調べた中では2SK369が一番発振の程度が大きかったようですが、位相補償コンデンサの容量の効果を調べてみました。

100pF 220pF 470pF

ん〜この場合はあまり効果がないというのが結果ですね。
A12回路をつかうときは、このトランジスタは避けたほが良さそうです。
つかうなら2SK246BLがいいですがすでにディスコンなので2SK2880がいいかもです。
2SK303もいいですが、こちらはピン配置がちがうので、実装には注意が必要です。

もっと違う対策も・・・

A12回路の発振をとめるにはもっと色々な対策がとれそうですが、このアンプの回路のシンプルさを損ないそうなので、
まずはトランジスタの選定で逃げることにしましょう。

そもそも・・・ 2018.4.21

どのパラメータがアンプ回路の発振と関係しているかですが、おそらくFETの入力容量あるいは帰還容量だと思います。
そこで、手元のFETについて調べてみました。いづれも秋月で調達したものです(ディスコン品も含まれます)。

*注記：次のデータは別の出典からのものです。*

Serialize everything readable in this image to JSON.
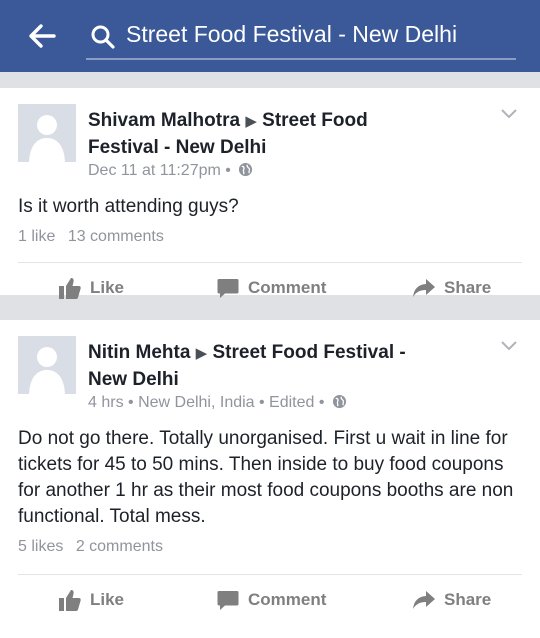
{
  "header": {
    "search_text": "Street Food Festival - New Delhi"
  },
  "posts": [
    {
      "author": "Shivam Malhotra",
      "target": "Street Food Festival - New Delhi",
      "meta": "Dec 11 at 11:27pm •",
      "body": "Is it worth attending guys?",
      "likes": "1 like",
      "comments": "13 comments",
      "actions": {
        "like": "Like",
        "comment": "Comment",
        "share": "Share"
      }
    },
    {
      "author": "Nitin Mehta",
      "target": "Street Food Festival - New Delhi",
      "meta": "4 hrs • New Delhi, India • Edited •",
      "body": "Do not go there. Totally unorganised. First u wait in line for tickets for 45 to 50 mins. Then inside to buy food coupons for another 1 hr as their most food coupons booths are non functional. Total mess.",
      "likes": "5 likes",
      "comments": "2 comments",
      "actions": {
        "like": "Like",
        "comment": "Comment",
        "share": "Share"
      }
    }
  ],
  "colors": {
    "brand": "#3b5998",
    "text": "#1d2129",
    "muted": "#90949c",
    "action": "#7f7f7f"
  },
  "icons": [
    "back-arrow-icon",
    "search-icon",
    "chevron-down-icon",
    "globe-icon",
    "like-icon",
    "comment-icon",
    "share-icon",
    "avatar-placeholder-icon"
  ]
}
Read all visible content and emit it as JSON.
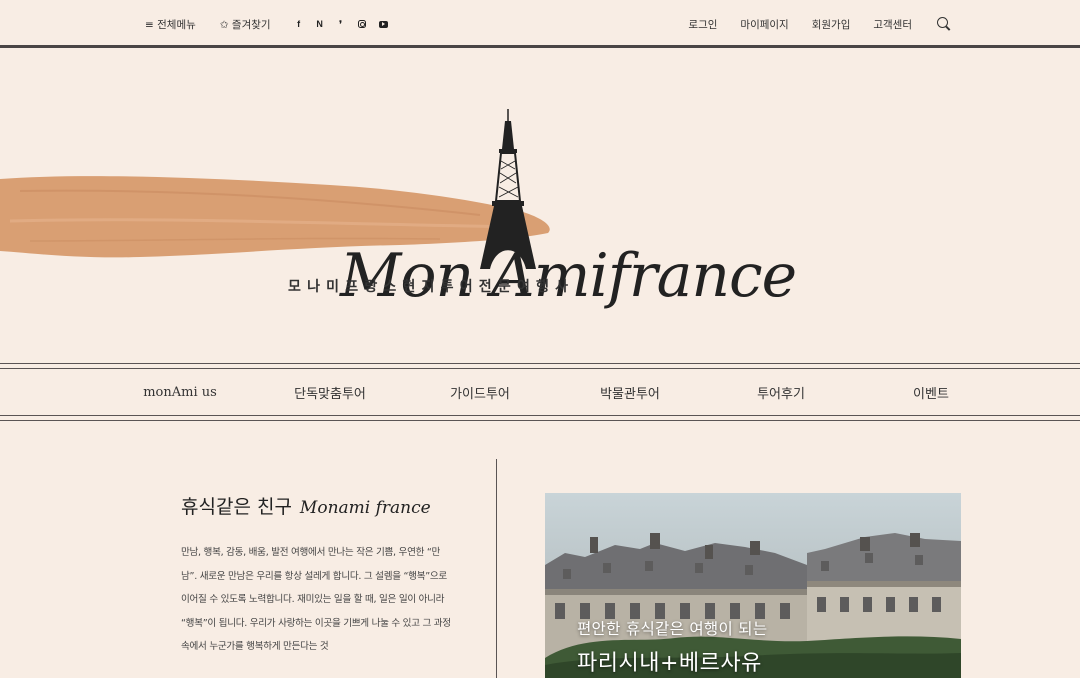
{
  "topbar": {
    "menu_label": "≡ 전체메뉴",
    "favorite_label": "✩ 즐겨찾기",
    "social": [
      "f",
      "N",
      "❜"
    ],
    "login": "로그인",
    "mypage": "마이페이지",
    "signup": "회원가입",
    "support": "고객센터"
  },
  "hero": {
    "logo_script": "Mon Amifrance",
    "logo_sub": "모나미프랑스현지투어전문여행사",
    "brush_color": "#d99f73"
  },
  "nav": {
    "items": [
      "monAmi us",
      "단독맞춤투어",
      "가이드투어",
      "박물관투어",
      "투어후기",
      "이벤트"
    ]
  },
  "intro": {
    "title_ko": "휴식같은 친구",
    "title_brand": "Monami france",
    "body": "만남, 행복, 감동, 배움, 발전 여행에서 만나는 작은 기쁨, 우연한 “만남”. 새로운 만남은 우리를 항상 설레게 합니다. 그 설렘을 “행복”으로 이어질 수 있도록 노력합니다. 재미있는 일을 할 때, 일은 일이 아니라 “행복”이 됩니다. 우리가 사랑하는 이곳을 기쁘게 나눌 수 있고 그 과정 속에서 누군가를 행복하게 만든다는 것"
  },
  "feature": {
    "caption_line1": "편안한 휴식같은 여행이 되는",
    "caption_line2": "파리시내+베르사유"
  },
  "colors": {
    "background": "#f8ede4",
    "lines": "#4a4545"
  }
}
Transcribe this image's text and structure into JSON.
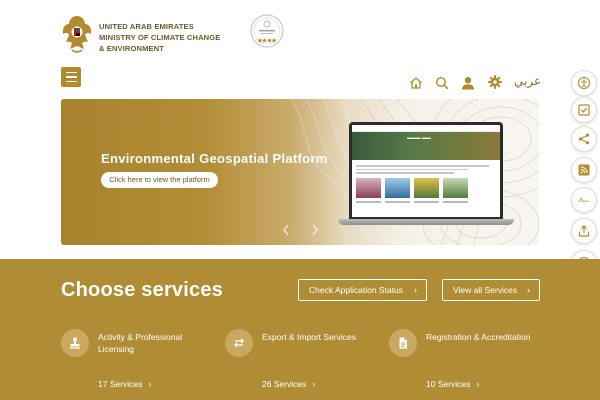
{
  "header": {
    "ministry_lines": [
      "UNITED ARAB EMIRATES",
      "MINISTRY OF CLIMATE CHANGE",
      "& ENVIRONMENT"
    ],
    "icons": [
      "home-icon",
      "search-icon",
      "user-icon",
      "gear-icon"
    ],
    "language_link": "عربي"
  },
  "side_toolbar": {
    "icons": [
      "accessibility-icon",
      "checklist-icon",
      "share-icon",
      "rss-icon",
      "signature-icon",
      "upload-icon",
      "info-icon"
    ]
  },
  "banner": {
    "title": "Environmental Geospatial Platform",
    "cta_label": "Click here to view the platform"
  },
  "services": {
    "title": "Choose services",
    "check_status_label": "Check Application Status",
    "view_all_label": "View all Services",
    "items": [
      {
        "name": "Activity & Professional Licensing",
        "count": "17 Services",
        "icon": "stamp-icon"
      },
      {
        "name": "Export & Import Services",
        "count": "26 Services",
        "icon": "exchange-arrows-icon"
      },
      {
        "name": "Registration & Accreditation",
        "count": "10 Services",
        "icon": "document-icon"
      }
    ]
  },
  "colors": {
    "brand_gold": "#b08d34",
    "menu_gold": "#b28b2e",
    "text_brown": "#6b5a2a"
  }
}
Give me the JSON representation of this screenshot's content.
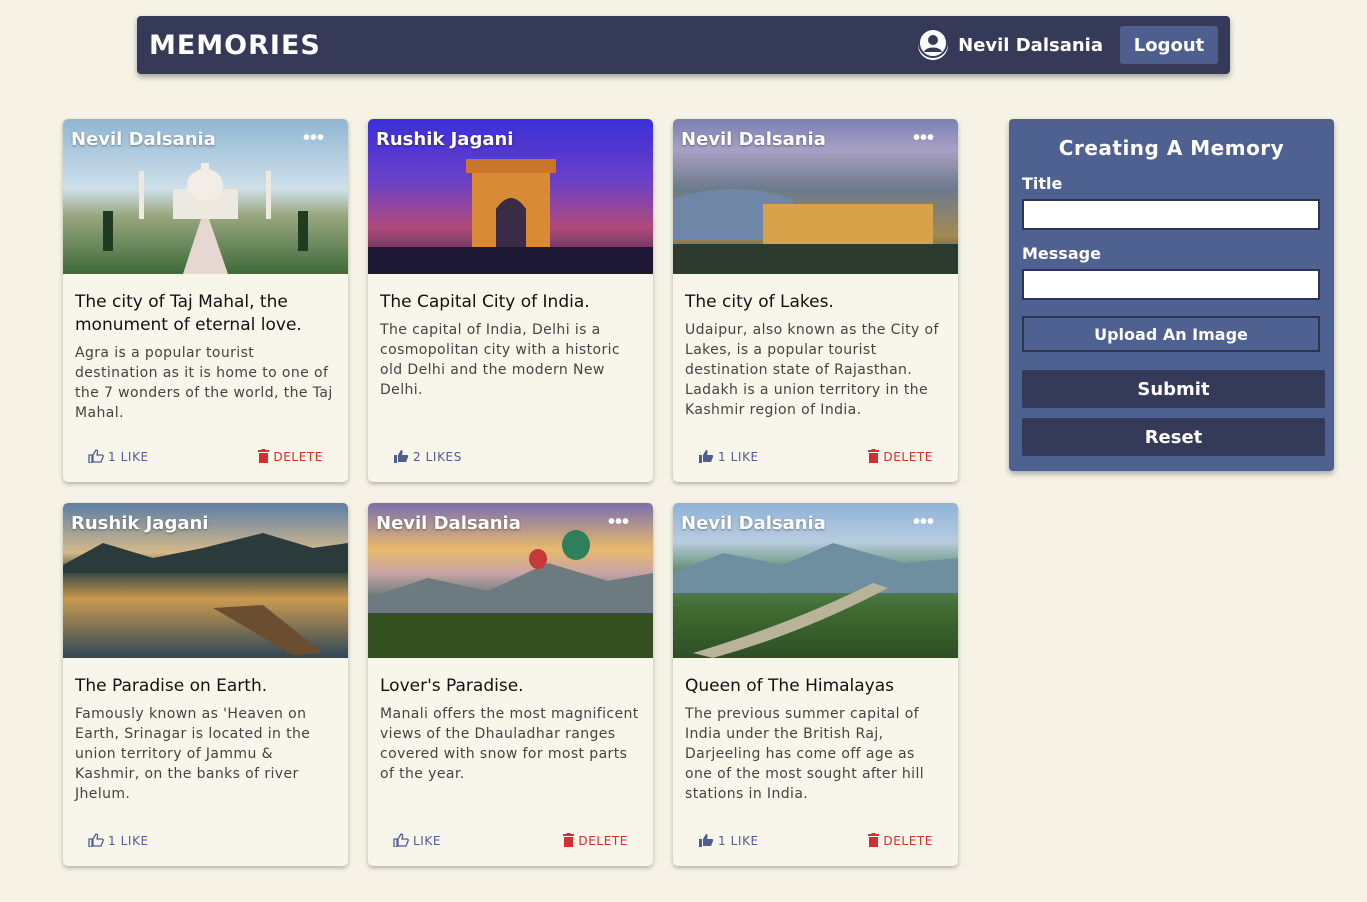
{
  "appbar": {
    "brand": "MEMORIES",
    "user_name": "Nevil Dalsania",
    "logout_label": "Logout"
  },
  "cards": [
    {
      "author": "Nevil Dalsania",
      "menu": "•••",
      "title": "The city of Taj Mahal, the monument of eternal love.",
      "message": "Agra is a popular tourist destination as it is home to one of the 7 wonders of the world, the Taj Mahal.",
      "likes": "1 LIKE",
      "delete": "DELETE"
    },
    {
      "author": "Rushik Jagani",
      "menu": "",
      "title": "The Capital City of India.",
      "message": "The capital of India, Delhi is a cosmopolitan city with a historic old Delhi and the modern New Delhi.",
      "likes": "2 LIKES",
      "delete": ""
    },
    {
      "author": "Nevil Dalsania",
      "menu": "•••",
      "title": "The city of Lakes.",
      "message": "Udaipur, also known as the City of Lakes, is a popular tourist destination state of Rajasthan. Ladakh is a union territory in the Kashmir region of India.",
      "likes": "1 LIKE",
      "delete": "DELETE"
    },
    {
      "author": "Rushik Jagani",
      "menu": "",
      "title": "The Paradise on Earth.",
      "message": "Famously known as 'Heaven on Earth, Srinagar is located in the union territory of Jammu & Kashmir, on the banks of river Jhelum.",
      "likes": "1 LIKE",
      "delete": ""
    },
    {
      "author": "Nevil Dalsania",
      "menu": "•••",
      "title": "Lover's Paradise.",
      "message": "Manali offers the most magnificent views of the Dhauladhar ranges covered with snow for most parts of the year.",
      "likes": "LIKE",
      "delete": "DELETE"
    },
    {
      "author": "Nevil Dalsania",
      "menu": "•••",
      "title": "Queen of The Himalayas",
      "message": "The previous summer capital of India under the British Raj, Darjeeling has come off age as one of the most sought after hill stations in India.",
      "likes": "1 LIKE",
      "delete": "DELETE"
    }
  ],
  "form": {
    "title": "Creating A Memory",
    "title_label": "Title",
    "title_value": "",
    "message_label": "Message",
    "message_value": "",
    "upload_label": "Upload An Image",
    "submit_label": "Submit",
    "reset_label": "Reset"
  },
  "colors": {
    "appbar": "#343a58",
    "panel": "#4f6190",
    "accent": "#4e5e8f",
    "delete": "#d32f2f",
    "background": "#f6f3e6"
  }
}
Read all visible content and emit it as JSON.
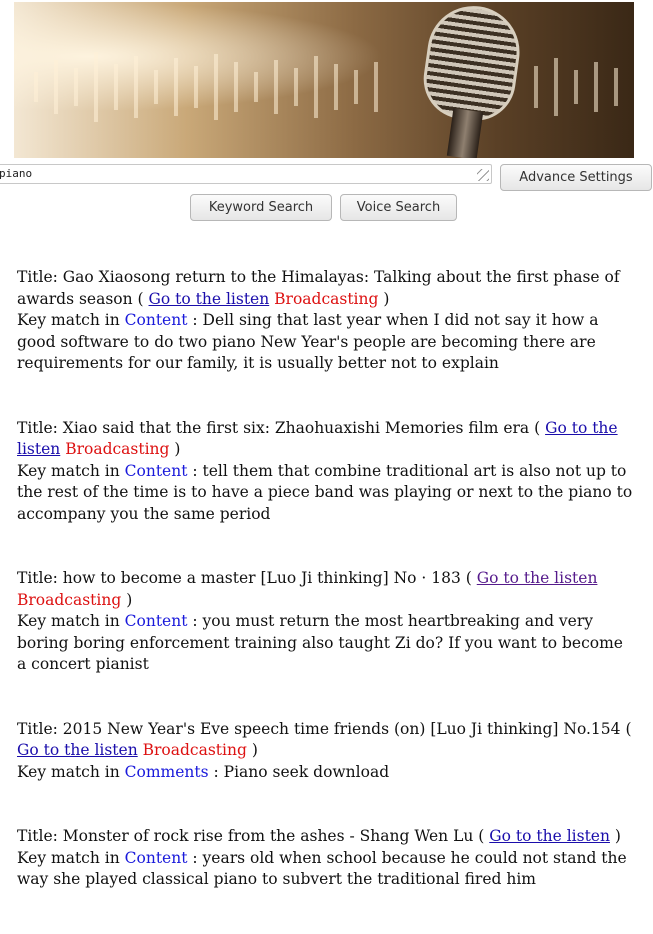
{
  "search": {
    "value": "piano",
    "advance_label": "Advance Settings"
  },
  "buttons": {
    "keyword": "Keyword Search",
    "voice": "Voice Search"
  },
  "colors": {
    "link": "#1a0dab",
    "visited_link": "#551a8b",
    "broadcasting": "#dd1111",
    "match_field": "#1a1adb"
  },
  "results": [
    {
      "title_prefix": "Title: Gao Xiaosong return to the Himalayas: Talking about the first phase of awards season",
      "open_paren": " ( ",
      "link_text": "Go to the listen",
      "broadcasting": " Broadcasting",
      "close_paren": " )",
      "key_prefix": "Key match in ",
      "field": "Content",
      "snippet": " : Dell sing that last year when I did not say it how a good software to do two piano New Year's people are becoming there are requirements for our family, it is usually better not to explain"
    },
    {
      "title_prefix": "Title: Xiao said that the first six: Zhaohuaxishi Memories film era",
      "open_paren": " ( ",
      "link_text": "Go to the listen",
      "broadcasting": " Broadcasting",
      "close_paren": " )",
      "key_prefix": "Key match in ",
      "field": "Content",
      "snippet": " : tell them that combine traditional art is also not up to the rest of the time is to have a piece band was playing or next to the piano to accompany you the same period"
    },
    {
      "title_prefix": "Title: how to become a master [Luo Ji thinking] No · 183",
      "open_paren": " ( ",
      "link_text": "Go to the listen",
      "broadcasting": " Broadcasting",
      "close_paren": " )",
      "key_prefix": "Key match in ",
      "field": "Content",
      "snippet": " : you must return the most heartbreaking and very boring boring enforcement training also taught Zi do? If you want to become a concert pianist"
    },
    {
      "title_prefix": "Title: 2015 New Year's Eve speech time friends (on) [Luo Ji thinking] No.154",
      "open_paren": " ( ",
      "link_text": "Go to the listen",
      "broadcasting": " Broadcasting",
      "close_paren": " )",
      "key_prefix": "Key match in ",
      "field": "Comments",
      "snippet": " : Piano seek download"
    },
    {
      "title_prefix": "Title: Monster of rock rise from the ashes - Shang Wen Lu",
      "open_paren": " ( ",
      "link_text": "Go to the listen",
      "broadcasting": "",
      "close_paren": " )",
      "key_prefix": "Key match in ",
      "field": "Content",
      "snippet": " : years old when school because he could not stand the way she played classical piano to subvert the traditional fired him"
    }
  ]
}
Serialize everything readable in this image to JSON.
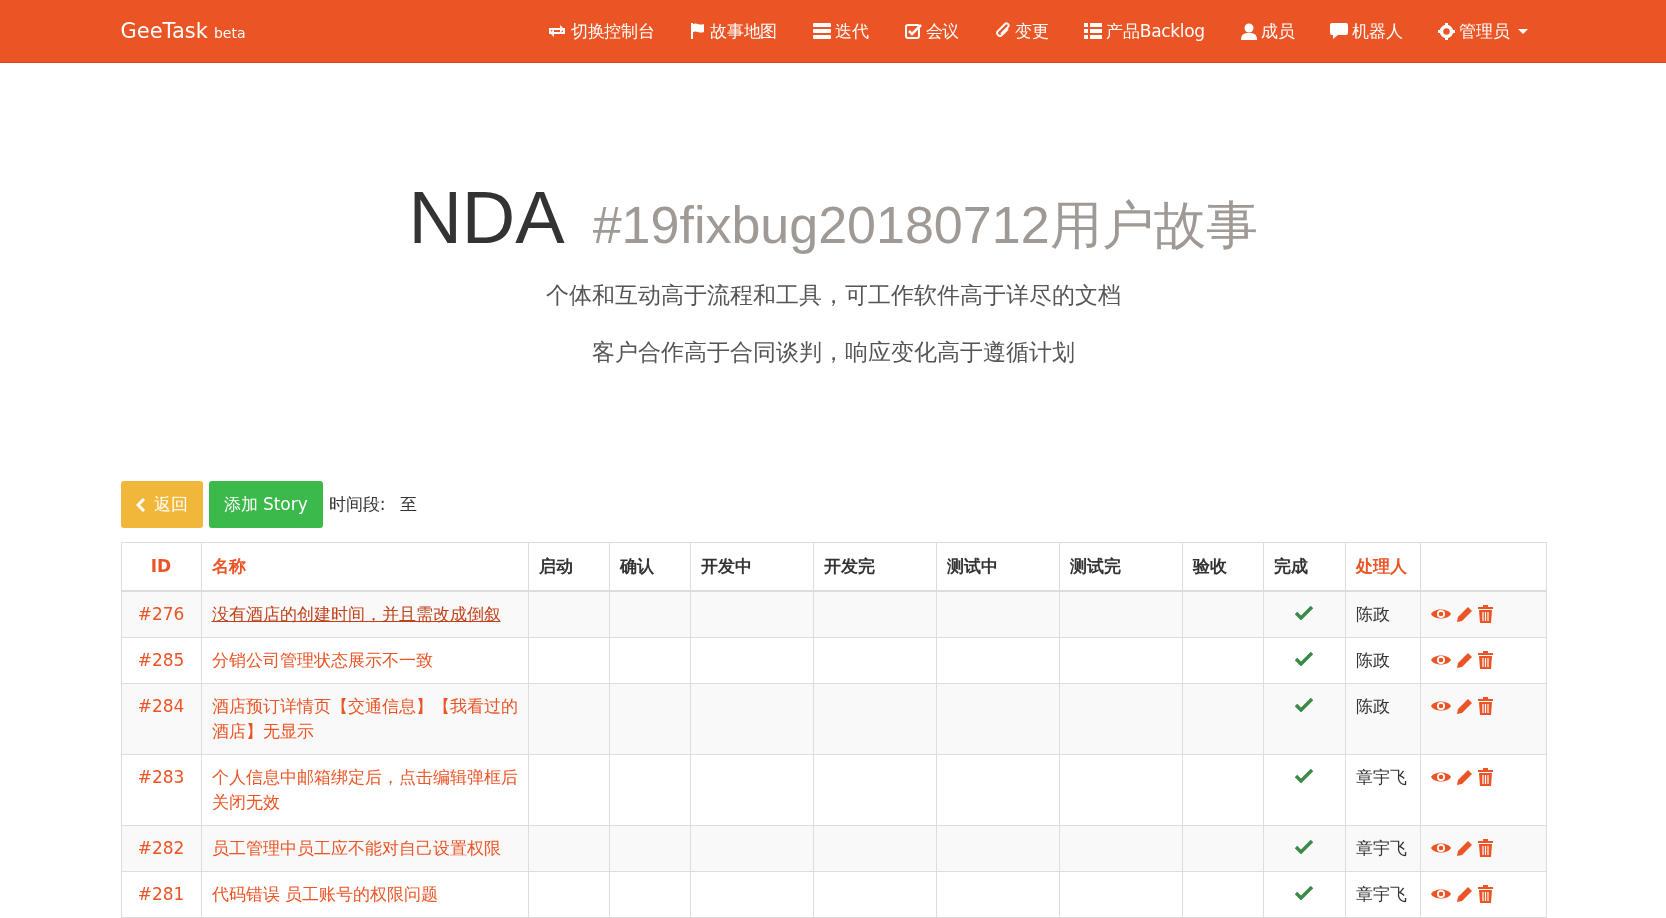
{
  "navbar": {
    "brand": "GeeTask",
    "brand_tag": "beta",
    "items": [
      {
        "label": "切换控制台"
      },
      {
        "label": "故事地图"
      },
      {
        "label": "迭代"
      },
      {
        "label": "会议"
      },
      {
        "label": "变更"
      },
      {
        "label": "产品Backlog"
      },
      {
        "label": "成员"
      },
      {
        "label": "机器人"
      },
      {
        "label": "管理员",
        "dropdown": true
      }
    ]
  },
  "hero": {
    "title": "NDA",
    "subtitle": "#19fixbug20180712用户故事",
    "lines": [
      "个体和互动高于流程和工具，可工作软件高于详尽的文档",
      "客户合作高于合同谈判，响应变化高于遵循计划"
    ]
  },
  "toolbar": {
    "back_button": "返回",
    "add_button": "添加 Story",
    "period_label": "时间段:",
    "period_to": "至"
  },
  "table": {
    "columns": [
      {
        "label": "ID",
        "sortable": true
      },
      {
        "label": "名称",
        "sortable": true
      },
      {
        "label": "启动",
        "sortable": false
      },
      {
        "label": "确认",
        "sortable": false
      },
      {
        "label": "开发中",
        "sortable": false
      },
      {
        "label": "开发完",
        "sortable": false
      },
      {
        "label": "测试中",
        "sortable": false
      },
      {
        "label": "测试完",
        "sortable": false
      },
      {
        "label": "验收",
        "sortable": false
      },
      {
        "label": "完成",
        "sortable": false
      },
      {
        "label": "处理人",
        "sortable": true
      }
    ],
    "rows": [
      {
        "id": "#276",
        "title": "没有酒店的创建时间，并且需改成倒叙",
        "hovered": true,
        "done": true,
        "assignee": "陈政"
      },
      {
        "id": "#285",
        "title": "分销公司管理状态展示不一致",
        "hovered": false,
        "done": true,
        "assignee": "陈政"
      },
      {
        "id": "#284",
        "title": "酒店预订详情页【交通信息】【我看过的酒店】无显示",
        "hovered": false,
        "done": true,
        "assignee": "陈政"
      },
      {
        "id": "#283",
        "title": "个人信息中邮箱绑定后，点击编辑弹框后关闭无效",
        "hovered": false,
        "done": true,
        "assignee": "章宇飞"
      },
      {
        "id": "#282",
        "title": "员工管理中员工应不能对自己设置权限",
        "hovered": false,
        "done": true,
        "assignee": "章宇飞"
      },
      {
        "id": "#281",
        "title": "代码错误 员工账号的权限问题",
        "hovered": false,
        "done": true,
        "assignee": "章宇飞"
      }
    ]
  }
}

FET 入力容量(pF) 帰還容量(pF) 発振状態
2SK369 75 15 発振
PF5102 16 6 発振
2SK2145 13 発振(したことがある)
2SK246 9.0 2.5
2SK30A 8.2 2.6
2SK2880 8 1.5
2SK303 5 1.5

ということで、やはり入力容量、帰還容量の大きなものは発振しやすいということのようです。
それにしても、2SK369は飛びぬけて入力容量が大きいな〜。

lこんなご意見も


これについては試してみるのが一番ですね。一番発振が強い2SK369で試してみましょう。
試しに1kΩのチップ抵抗をゲート近くのライン上に入れてみました。

 
 基板の表と裏にそれぞれのFETのゲートに1kΩ(102)のチップ抵抗を挿入してみました。

結果はいかに?

結果としてはゲートに抵抗を入れると、逆に発振が悪化するようです。
いい案かとおもいましたが、2SK369などでは反対に入力インピーダンスを下げることをしないといけないのかな?
いづれにしてもディスクリート回路はまだまだ勉強することが多そうです。

2SK2880の場合
ゲートに1kの抵抗あり
(入力容量8pF)
2SK369の場合
ゲートに1kの抵抗あり
(入力容量75pF)
2SK369の場合
ゲートに1kの抵抗無し
(入力容量75pF)

発振ありません。

盛大に発振しています。
縦軸のスケールも変わっています。

すこし発振しています。

さらに・・・ 2018.4.22
こんな情報もいただきました。


ちょっと気になったのが3.の方法なので一度試してみました。
丁度の抵抗値ではなく330Ω+6800pFの組み合わせです。


こんな感じでR+Cをゲート間に接続しました。

結果は!

2SK369を使った場合でも発振がとまりましたね!

発振が止まりました。

ちなみに2.はだめだったようです。もともと帰還抵抗が小さいこともあるのでしょう。